Taxing the rich more will not fix a broken budget - it will waste even more money than what is wasted today.

Regarding "Stop Coddling the Super-Rich" By WARREN E. BUFFETT. Published: August 14, 2011

Mr. Buffett is perfectly capable of ignoring his tax breaks and I challenge him to publicly re-calculate his tax obligation without itemized tax exemptions and hand a check to President Obama.

This OP-ED is extremely disappointing for its lack of insight and it's a wonder this guy has any money left. The fact that Mr. Buffett paid "17.4 percent" of his income is irrelevant. It does not matter how much money he has left. The budget is not a function of his income and net-worth. It is a function of the costs of wars and social programs. Mr. Buffett also ignores that the root of our economic woes is not due to a lack of taxation, but rather an over-valuation of property, deregulation of banking, mismanagement by banking institutions, unchecked extensions of credit and debt on both personal and national levels. ...As well as, erratic commodity futures speculation and out of control labor and pension costs.

Mr. Buffett's ill-thought op-ed obscures the truth about taxation which is, simply, the federal budget is a mess. It's chaotic, illogical, and in instances down right reprehensible. Presidents and politicians both obscure the truth while making appeals to emotion rather than logic. It's not just the Republicans, it's also the Democrats. Where is individual accountability and responsibility in the Democrat's platform?

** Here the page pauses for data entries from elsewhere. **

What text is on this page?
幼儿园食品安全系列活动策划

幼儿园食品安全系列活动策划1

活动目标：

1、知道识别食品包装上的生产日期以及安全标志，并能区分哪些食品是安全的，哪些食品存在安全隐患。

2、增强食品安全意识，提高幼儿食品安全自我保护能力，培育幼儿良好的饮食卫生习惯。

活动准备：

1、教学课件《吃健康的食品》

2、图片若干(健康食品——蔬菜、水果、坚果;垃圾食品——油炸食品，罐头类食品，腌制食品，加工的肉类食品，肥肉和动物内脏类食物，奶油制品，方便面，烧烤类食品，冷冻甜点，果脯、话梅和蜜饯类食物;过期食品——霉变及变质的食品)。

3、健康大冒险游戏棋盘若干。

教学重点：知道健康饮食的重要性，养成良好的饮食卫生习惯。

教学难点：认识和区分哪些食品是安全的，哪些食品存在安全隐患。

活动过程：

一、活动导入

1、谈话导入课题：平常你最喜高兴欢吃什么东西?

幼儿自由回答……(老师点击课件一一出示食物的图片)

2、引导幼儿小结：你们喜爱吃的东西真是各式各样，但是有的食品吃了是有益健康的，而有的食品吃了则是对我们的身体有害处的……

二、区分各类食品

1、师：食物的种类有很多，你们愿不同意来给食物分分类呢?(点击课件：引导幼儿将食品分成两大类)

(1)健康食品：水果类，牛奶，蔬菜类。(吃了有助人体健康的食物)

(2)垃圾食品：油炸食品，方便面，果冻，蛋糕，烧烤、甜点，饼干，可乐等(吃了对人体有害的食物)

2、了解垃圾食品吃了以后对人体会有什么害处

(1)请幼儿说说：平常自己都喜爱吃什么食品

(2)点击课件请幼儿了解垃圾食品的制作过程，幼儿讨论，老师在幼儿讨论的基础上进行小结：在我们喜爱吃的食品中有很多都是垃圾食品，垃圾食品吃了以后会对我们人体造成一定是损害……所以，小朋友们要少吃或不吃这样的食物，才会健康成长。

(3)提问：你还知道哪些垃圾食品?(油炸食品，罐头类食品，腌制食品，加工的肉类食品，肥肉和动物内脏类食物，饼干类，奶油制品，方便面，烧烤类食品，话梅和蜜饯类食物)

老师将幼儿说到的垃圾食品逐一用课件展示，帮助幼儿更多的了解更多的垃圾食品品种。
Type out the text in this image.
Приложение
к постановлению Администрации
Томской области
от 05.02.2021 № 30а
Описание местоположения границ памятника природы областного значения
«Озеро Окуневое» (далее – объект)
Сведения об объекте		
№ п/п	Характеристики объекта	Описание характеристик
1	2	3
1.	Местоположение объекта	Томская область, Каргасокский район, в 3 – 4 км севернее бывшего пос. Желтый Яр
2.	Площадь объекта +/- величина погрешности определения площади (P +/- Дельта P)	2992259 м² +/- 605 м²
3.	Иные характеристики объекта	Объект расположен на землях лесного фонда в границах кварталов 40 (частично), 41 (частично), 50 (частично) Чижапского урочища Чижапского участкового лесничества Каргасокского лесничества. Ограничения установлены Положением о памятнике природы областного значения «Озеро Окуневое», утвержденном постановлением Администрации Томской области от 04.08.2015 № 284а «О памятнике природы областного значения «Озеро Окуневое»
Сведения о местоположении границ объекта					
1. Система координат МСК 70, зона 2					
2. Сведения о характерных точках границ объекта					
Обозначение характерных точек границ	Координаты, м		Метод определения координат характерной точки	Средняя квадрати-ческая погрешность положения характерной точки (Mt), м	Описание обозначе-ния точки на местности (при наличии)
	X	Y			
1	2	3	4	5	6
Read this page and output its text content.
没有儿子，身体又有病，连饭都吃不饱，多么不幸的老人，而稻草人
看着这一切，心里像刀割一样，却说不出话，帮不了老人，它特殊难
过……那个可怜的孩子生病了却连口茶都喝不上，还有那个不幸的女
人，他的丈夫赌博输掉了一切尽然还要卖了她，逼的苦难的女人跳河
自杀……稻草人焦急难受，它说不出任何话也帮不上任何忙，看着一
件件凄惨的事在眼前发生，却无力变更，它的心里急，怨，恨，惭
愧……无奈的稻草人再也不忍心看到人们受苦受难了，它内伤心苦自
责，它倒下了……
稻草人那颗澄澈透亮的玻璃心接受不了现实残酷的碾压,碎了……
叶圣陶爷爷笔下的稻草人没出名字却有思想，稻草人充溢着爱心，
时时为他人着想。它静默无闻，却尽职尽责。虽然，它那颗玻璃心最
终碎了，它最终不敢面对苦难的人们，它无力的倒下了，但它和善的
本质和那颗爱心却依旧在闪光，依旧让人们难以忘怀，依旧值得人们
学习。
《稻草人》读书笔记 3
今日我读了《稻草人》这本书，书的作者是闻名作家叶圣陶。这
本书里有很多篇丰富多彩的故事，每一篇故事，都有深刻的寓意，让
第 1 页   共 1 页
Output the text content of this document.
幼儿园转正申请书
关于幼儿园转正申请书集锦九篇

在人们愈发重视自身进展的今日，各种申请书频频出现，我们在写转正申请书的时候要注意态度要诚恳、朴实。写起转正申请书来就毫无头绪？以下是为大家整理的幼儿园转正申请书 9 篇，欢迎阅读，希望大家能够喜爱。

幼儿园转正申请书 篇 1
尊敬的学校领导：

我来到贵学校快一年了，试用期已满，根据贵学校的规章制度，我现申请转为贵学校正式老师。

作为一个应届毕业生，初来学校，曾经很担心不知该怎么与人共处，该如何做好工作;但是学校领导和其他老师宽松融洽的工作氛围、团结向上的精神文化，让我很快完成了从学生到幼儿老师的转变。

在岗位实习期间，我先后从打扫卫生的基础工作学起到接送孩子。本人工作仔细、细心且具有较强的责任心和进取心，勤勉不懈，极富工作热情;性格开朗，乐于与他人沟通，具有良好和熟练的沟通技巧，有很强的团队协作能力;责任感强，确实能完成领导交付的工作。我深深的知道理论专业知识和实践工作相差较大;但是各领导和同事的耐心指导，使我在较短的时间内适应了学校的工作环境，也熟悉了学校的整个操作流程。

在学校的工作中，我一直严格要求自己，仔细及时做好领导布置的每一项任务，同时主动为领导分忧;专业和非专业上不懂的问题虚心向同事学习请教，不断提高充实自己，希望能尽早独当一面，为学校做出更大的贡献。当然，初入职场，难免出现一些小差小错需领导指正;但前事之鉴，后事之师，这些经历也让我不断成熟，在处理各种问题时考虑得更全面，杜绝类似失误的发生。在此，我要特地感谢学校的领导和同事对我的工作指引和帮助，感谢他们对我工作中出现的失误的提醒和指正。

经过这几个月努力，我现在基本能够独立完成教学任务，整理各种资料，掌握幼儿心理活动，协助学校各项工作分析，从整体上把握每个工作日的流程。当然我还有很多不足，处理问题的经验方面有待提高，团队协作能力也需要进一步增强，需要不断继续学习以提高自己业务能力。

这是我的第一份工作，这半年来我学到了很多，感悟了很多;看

Mr. Buffett's $6,938,744 is a lot of money. His meager contribution is equivalent to the income taxes of 347 people who earned $50,000 to $70,000. There are dozens of towns across the USA that pay less as a whole than what Mr. Buffett paid. Nor does his number include his state income taxes, local taxes, property taxes, luxury taxes, sales taxes, investment taxes, business taxes, legislated fees, legislated required insurances, charitable contributions, nor social programs taxes.

The New York Times previously published an article stating that the rich 10 percent of the population pay 71 percent of federal income taxes collected. The middle class (60 percent of the population) split 29 percent (or 0.4 percent each per 1 percent ), and 30 percent of the population pay $0 net-income taxes. Yet despite all this math, the fact is that the budget requires dollars not percentages. Percentages of Mr. Buffet's income are meaningless to balancing the budget. Mr. Buffet didn't pay 17.4 percent of his income, he paid part of 71% of the total due.

Rather than coddling Mr. Buffett's quint notions of economics, we need to champion the one presidential candidate the news media consciously and admittedly ignores who isn't making a fallacious appeal to emotion, but an appeal to economic theory, logic, and an honest recount of the facts that led us into this troubled mess.

No where does Mr. Buffett call for fixing the budget, responsible spending, skill building nor education.